Very few people watch cable news but the people who do watch it are political professionals who set the political agenda for the country. As Matt Yglesias points out:
The three networks combined have an aggregate daytime audience of roughly zero. But even though the audience, looked at nationally, amounts to rounding error the networks are hugely popular among the tiny number of people who work in professional politics. Just like traders have CNBC and Bloomberg on in their offices, political operatives are constantly tuned in to what’s happening on cable news. The result is a really bizarre hothouse scenario in which people are basically watching . . . well . . . nothing, but they’re riveted to it. How things “play” on cable news is considered fairly important even though no persuadable voters are watching it.
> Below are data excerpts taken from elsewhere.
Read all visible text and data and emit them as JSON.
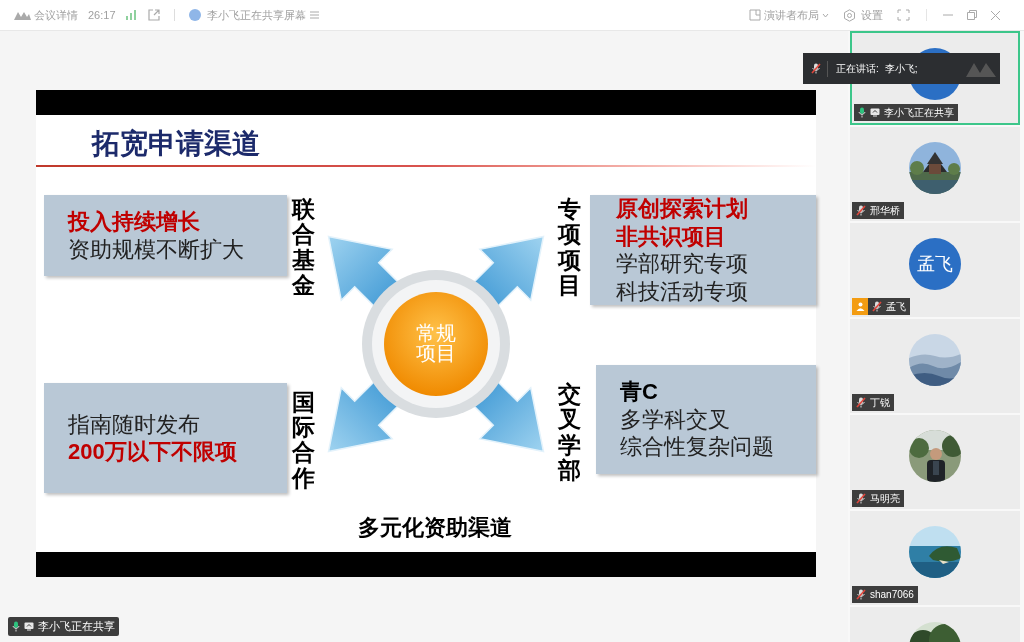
{
  "titlebar": {
    "meeting_info": "会议详情",
    "duration": "26:17",
    "sharing_status": "李小飞正在共享屏幕",
    "layout": "演讲者布局",
    "settings": "设置"
  },
  "slide": {
    "title": "拓宽申请渠道",
    "boxes": [
      {
        "lines": [
          {
            "text": "投入持续增长",
            "kind": "highlight"
          },
          {
            "text": "资助规模不断扩大",
            "kind": "plain"
          }
        ]
      },
      {
        "lines": [
          {
            "text": "指南随时发布",
            "kind": "plain"
          },
          {
            "text": "200万以下不限项",
            "kind": "highlight"
          }
        ]
      },
      {
        "lines": [
          {
            "text": "原创探索计划",
            "kind": "highlight"
          },
          {
            "text": "非共识项目",
            "kind": "highlight"
          },
          {
            "text": "学部研究专项",
            "kind": "plain"
          },
          {
            "text": "科技活动专项",
            "kind": "plain"
          }
        ]
      },
      {
        "lines": [
          {
            "text": "青C",
            "kind": "heading"
          },
          {
            "text": "多学科交叉",
            "kind": "plain"
          },
          {
            "text": "综合性复杂问题",
            "kind": "plain"
          }
        ]
      }
    ],
    "side_labels": [
      "联合基金",
      "国际合作",
      "专项项目",
      "交叉学部"
    ],
    "hub_label": [
      "常规",
      "项目"
    ],
    "footer": "多元化资助渠道"
  },
  "speaking": {
    "label": "正在讲话:",
    "name": "李小飞;"
  },
  "participants": [
    {
      "name": "李小飞正在共享",
      "avatar": {
        "kind": "plain"
      },
      "muted": false,
      "sharing": true,
      "host": false,
      "selected": true
    },
    {
      "name": "邢华桥",
      "muted": true,
      "sharing": false,
      "host": false,
      "selected": false
    },
    {
      "name": "孟飞",
      "avatar": {
        "kind": "initials",
        "text": "孟飞"
      },
      "muted": true,
      "sharing": false,
      "host": true,
      "selected": false
    },
    {
      "name": "丁锐",
      "muted": true,
      "sharing": false,
      "host": false,
      "selected": false
    },
    {
      "name": "马明亮",
      "muted": true,
      "sharing": false,
      "host": false,
      "selected": false
    },
    {
      "name": "shan7066",
      "muted": true,
      "sharing": false,
      "host": false,
      "selected": false
    },
    {
      "selected": false
    }
  ],
  "share_badge": {
    "text": "李小飞正在共享",
    "muted": false,
    "sharing": true
  }
}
And cable news’ hyper-agitated style starts to infect everyone’s frame of mind, making it extremely difficult for everyone to forget that the networks have huge incentives to massively and systematically overstate the significance of everything that happens.
It is no wonder people are turned off by politics. Much of what goes on is trivial but you’ve got the likes of Wolf Blitzer and Bill O’Reilly shouting and carrying on like its the end of the world.
The fact is, most people don’t care and don’t watch. After all, you can watch crazy people shouting at each other for free on any street corner in a U.S. city.
But it is not good in a democracy if most of the public finds politics a meaningless display of phony outrage.